Rien n’est beau que le vrai : le vrai seul est aimable ;
Il doit régner partout, et même dans la fable :
De toute fiction l’adroite fausseté
Ne tend qu’à faire aux yeux briller la vérité.
Sais-tu pourquoi mes vers sont lus dans les provinces,
Sont recherchés du peuple, et reçus chez les princes ?
Ce n’est pas que leurs sons, agréables, nombreux,
Soient toujours à l’oreille également heureux ;
Qu’en plus d’un lieu le sens n’y gêne la mesure,
Et qu’un mot quelquefois n’y brave la césure :
Mais c’est qu’en eux le vrai, du mensonge vainqueur,
Partout se montre aux yeux et va saisir le cœur ;
Que le bien et le mal y sont prisés au juste ;
Quejamais un faquin n’y tint un rang auguste ;
Et que mon cœur, toujours conduisant mon esprit,
Ne dit rien aux lecteurs qu’à soi-même il n’ait dit.
Ma pensée au grand jour partout s’offre et s’expose,
Et mon vers, bien ou mal, dit toujours quelque chose.
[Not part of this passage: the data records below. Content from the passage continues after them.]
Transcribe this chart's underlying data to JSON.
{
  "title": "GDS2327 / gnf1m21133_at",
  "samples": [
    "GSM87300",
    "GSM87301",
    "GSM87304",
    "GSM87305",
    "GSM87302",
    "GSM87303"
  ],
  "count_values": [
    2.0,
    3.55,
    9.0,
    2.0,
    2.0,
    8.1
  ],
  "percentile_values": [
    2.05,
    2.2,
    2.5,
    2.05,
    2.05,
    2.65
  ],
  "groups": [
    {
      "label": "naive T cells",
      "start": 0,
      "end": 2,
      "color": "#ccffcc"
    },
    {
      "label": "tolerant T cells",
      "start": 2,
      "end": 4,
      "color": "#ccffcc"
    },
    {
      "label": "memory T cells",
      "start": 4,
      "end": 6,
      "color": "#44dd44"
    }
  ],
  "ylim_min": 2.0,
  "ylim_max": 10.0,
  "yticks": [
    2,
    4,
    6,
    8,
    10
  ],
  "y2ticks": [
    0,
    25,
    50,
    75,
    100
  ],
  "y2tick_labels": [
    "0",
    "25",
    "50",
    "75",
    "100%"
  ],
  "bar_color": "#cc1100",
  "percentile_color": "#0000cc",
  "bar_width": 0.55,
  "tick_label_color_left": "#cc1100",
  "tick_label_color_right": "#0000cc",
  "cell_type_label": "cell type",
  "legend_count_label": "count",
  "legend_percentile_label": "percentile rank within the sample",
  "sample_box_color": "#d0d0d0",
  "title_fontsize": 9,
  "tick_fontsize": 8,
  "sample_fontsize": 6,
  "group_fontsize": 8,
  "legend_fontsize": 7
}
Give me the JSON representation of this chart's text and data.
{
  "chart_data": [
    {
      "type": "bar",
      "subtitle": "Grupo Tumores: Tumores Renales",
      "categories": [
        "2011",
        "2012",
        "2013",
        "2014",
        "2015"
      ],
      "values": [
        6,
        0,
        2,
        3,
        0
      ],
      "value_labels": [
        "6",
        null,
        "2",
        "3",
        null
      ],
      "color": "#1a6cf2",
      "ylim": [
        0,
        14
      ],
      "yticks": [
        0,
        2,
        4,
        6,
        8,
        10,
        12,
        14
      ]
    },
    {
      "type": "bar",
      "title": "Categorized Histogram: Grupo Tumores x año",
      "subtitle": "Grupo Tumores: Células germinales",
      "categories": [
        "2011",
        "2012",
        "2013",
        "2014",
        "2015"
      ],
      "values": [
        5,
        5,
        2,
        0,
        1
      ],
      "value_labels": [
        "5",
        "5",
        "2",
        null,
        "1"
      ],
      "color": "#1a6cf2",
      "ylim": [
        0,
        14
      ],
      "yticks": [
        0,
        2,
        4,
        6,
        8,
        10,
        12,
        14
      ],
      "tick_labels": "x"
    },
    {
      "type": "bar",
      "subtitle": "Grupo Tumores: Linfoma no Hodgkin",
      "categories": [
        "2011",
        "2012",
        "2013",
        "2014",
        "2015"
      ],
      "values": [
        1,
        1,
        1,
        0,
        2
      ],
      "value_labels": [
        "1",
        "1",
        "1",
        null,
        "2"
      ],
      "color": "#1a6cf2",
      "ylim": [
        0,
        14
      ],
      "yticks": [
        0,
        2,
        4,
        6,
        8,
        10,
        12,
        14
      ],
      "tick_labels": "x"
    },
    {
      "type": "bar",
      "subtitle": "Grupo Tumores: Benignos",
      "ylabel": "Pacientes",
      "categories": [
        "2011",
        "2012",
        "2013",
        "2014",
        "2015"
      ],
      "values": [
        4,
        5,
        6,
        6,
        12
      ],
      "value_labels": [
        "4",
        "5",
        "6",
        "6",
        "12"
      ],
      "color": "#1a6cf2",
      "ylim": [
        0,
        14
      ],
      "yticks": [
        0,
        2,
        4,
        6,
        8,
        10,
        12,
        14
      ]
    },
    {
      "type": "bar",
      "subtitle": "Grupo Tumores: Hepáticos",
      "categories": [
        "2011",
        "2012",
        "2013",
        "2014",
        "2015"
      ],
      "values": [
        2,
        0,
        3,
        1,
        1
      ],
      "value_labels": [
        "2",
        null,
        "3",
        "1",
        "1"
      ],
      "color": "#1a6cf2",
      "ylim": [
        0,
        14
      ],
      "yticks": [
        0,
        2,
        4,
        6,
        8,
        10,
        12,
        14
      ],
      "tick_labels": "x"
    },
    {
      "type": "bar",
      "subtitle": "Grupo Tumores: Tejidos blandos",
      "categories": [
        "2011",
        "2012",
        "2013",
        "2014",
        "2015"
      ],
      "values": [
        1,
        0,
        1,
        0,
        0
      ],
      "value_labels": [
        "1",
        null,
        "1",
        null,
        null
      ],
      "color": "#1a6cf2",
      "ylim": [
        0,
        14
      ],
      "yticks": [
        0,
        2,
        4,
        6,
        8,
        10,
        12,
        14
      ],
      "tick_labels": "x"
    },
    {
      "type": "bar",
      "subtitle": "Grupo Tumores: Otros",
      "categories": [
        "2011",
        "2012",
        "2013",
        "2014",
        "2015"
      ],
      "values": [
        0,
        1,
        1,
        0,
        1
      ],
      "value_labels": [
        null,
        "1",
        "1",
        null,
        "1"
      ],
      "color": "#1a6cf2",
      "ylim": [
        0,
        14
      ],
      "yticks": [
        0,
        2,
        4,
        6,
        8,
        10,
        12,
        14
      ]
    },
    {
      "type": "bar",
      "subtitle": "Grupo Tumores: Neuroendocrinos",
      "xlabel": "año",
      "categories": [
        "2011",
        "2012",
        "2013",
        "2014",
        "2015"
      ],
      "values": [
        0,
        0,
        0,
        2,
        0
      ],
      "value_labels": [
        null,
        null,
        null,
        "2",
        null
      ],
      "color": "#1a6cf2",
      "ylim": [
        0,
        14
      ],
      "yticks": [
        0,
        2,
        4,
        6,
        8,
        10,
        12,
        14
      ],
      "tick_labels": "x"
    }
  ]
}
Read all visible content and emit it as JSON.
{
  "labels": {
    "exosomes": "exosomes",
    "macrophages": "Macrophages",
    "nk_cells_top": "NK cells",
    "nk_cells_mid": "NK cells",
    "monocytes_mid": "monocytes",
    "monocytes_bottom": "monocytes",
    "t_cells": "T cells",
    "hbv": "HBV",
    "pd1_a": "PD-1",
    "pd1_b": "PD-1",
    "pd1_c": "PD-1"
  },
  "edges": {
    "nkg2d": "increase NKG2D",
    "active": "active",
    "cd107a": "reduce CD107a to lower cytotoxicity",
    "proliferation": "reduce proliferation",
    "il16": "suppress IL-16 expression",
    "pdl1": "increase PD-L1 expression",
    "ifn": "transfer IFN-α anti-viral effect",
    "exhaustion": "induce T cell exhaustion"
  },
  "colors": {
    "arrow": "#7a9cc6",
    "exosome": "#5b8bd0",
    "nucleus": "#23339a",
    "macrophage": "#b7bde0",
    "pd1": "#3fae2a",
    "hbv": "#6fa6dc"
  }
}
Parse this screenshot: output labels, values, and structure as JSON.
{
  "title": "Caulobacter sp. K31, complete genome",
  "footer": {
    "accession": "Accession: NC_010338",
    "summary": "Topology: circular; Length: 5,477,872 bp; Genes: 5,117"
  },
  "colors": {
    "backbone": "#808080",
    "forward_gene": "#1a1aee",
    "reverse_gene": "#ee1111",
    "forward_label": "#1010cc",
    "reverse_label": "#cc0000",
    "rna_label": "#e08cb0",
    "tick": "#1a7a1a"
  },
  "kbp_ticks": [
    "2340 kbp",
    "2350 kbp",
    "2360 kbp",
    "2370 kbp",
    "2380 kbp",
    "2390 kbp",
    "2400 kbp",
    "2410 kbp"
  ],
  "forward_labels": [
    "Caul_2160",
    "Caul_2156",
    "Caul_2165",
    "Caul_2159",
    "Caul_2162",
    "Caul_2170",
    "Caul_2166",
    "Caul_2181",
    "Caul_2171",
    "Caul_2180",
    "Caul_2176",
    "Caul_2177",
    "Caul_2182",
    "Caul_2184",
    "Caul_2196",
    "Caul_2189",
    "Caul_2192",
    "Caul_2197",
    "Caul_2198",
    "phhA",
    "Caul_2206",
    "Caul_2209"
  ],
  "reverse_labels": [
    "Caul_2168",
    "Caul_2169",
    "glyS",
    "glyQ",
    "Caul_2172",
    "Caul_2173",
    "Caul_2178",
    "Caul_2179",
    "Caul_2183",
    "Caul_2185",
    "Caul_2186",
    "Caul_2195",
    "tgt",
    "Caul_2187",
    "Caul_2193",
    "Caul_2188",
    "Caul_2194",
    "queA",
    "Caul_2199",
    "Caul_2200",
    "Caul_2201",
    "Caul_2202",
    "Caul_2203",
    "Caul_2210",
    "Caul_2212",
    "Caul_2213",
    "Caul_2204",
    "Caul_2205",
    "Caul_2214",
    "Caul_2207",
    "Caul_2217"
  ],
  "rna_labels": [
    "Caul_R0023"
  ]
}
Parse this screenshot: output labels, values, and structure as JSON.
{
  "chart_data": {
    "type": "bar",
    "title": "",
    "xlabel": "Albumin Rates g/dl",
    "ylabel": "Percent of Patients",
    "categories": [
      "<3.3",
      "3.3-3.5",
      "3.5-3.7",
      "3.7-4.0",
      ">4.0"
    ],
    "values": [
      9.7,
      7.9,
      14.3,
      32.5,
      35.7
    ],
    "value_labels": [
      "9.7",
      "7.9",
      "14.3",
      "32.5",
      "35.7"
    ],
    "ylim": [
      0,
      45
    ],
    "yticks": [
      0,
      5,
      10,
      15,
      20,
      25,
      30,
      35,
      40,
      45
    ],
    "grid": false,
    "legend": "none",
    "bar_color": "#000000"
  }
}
Nothing is beautiful but the true: the true alone is agreeable;
It must reign everywhere, even in the fable:
The well-turned falsity of all fiction
Serves only to make the truth more readily seen.
Do you know why they read my verses in the countryside?
Why do the people seek them out, indeed, even princes?
It is not simply that they varied and are pleasing to the ear,
Nor because a word occasionally defies the measure:
Rather it is because in them the true vanquishes the false,
Shines through them all and lays hold the heart;
It is because the good and evil are taken in correct measure;
Because never does a scoundrel receive an august position;
And because my heart, always leading my mind,
Says nothing to the readers that it has not already said to itself.
My thought offers and presents itself clearly,
And my verse, good or bad, always has something to say.
—Nicolas Boileau-Despréaux, Épître IX (1695) in Œuvres, vol. 11, pp. 111-12 (St Surin ed. 1821)(S.H. transl.)